Again the question asked is, “Where do works fit in a grace doctrine?” Works are a direct result of God’s love working in the physical realm. Salvation is by grace through faith in Jesus Christ as the Son of God and as our savior. By grace we receive the promised Holy Spirit, and through the Spirit we produce the fruit of the Spirit required to abide in the Son of God alive for an eternity. All of those are encompassed in grace given to us by God as a gift, when the gift of faith is focused on God through Jesus Christ. Our part is to use the gift of faith to believe in the gift of Jesus Christ to salvation leading to the gift of eternal life. Salvation by grace alone is faith as a gift from God leading to a belief in the work of God in our behalf leading to eternal life. Physical works are the results of an outpouring of God’s love, being produced in us by the Holy Spirit, being added to the love of God that sent us a savior to believe in. Jesus being the seed of love the Holy Spirit is planting in us to produce like kind.

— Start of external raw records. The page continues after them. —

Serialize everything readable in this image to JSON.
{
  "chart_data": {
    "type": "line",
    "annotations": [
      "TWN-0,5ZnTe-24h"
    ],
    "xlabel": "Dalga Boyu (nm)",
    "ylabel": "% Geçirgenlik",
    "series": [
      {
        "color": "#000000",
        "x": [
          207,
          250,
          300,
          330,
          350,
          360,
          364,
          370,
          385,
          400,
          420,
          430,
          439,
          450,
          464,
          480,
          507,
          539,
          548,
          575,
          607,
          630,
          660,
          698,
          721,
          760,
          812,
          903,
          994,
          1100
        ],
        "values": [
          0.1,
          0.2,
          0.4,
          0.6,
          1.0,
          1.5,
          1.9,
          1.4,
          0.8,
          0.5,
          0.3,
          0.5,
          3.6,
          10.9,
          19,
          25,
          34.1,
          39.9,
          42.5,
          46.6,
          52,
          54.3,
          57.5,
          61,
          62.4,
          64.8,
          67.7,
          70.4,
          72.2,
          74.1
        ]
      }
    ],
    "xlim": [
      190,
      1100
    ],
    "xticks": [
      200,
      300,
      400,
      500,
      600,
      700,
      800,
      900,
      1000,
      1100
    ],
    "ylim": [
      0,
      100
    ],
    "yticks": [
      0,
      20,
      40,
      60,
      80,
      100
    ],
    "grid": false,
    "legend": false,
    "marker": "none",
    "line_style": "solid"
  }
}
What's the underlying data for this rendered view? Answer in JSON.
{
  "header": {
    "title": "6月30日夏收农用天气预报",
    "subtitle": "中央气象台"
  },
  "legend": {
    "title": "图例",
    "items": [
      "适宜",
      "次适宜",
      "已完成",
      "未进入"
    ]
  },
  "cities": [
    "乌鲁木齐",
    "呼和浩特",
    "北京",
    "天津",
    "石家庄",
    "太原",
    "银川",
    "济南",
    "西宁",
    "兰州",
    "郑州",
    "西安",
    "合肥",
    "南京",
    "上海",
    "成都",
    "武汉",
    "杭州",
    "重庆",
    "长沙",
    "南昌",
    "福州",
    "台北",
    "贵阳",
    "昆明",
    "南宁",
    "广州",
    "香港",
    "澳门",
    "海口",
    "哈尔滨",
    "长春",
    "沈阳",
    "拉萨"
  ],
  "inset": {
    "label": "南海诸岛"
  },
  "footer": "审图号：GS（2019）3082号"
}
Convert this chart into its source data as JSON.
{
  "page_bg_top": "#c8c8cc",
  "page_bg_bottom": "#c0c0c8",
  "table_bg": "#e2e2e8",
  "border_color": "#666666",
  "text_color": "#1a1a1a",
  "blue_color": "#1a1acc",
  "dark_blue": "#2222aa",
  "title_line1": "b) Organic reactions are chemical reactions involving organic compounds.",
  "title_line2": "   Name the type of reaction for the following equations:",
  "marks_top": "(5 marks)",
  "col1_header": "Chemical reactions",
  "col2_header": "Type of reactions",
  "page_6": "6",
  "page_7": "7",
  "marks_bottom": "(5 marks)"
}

“Then the righteous will answer Him, saying, ‘Lord, when did we see You hungry and feed You, or thirsty and give You drink? When did we see You a stranger and take You in, or naked and clothe You? Or when did we see You sick, or in prison, and come to You? And the King will answer and say to them, ‘Assuredly, I say to you, inasmuch as you did it to one of the least of these My brethren, you did it to Me’” (Matthew 25:38-40). The righteousness of God in Christ Jesus does not see when they performed the works of love, because the works of love are an outflow of the love of God given to them in the form of Jesus Christ and being produced in them as a product of the Holy Spirit. The good works of the body of Christ are a response to being the temple of God and having the holy of holies in them where the Spirit of God dwells. Obedience is separate from the law of do and don’t, to the flow of God’s love separating us from the knowledge of good and evil and leaning to God’s understanding.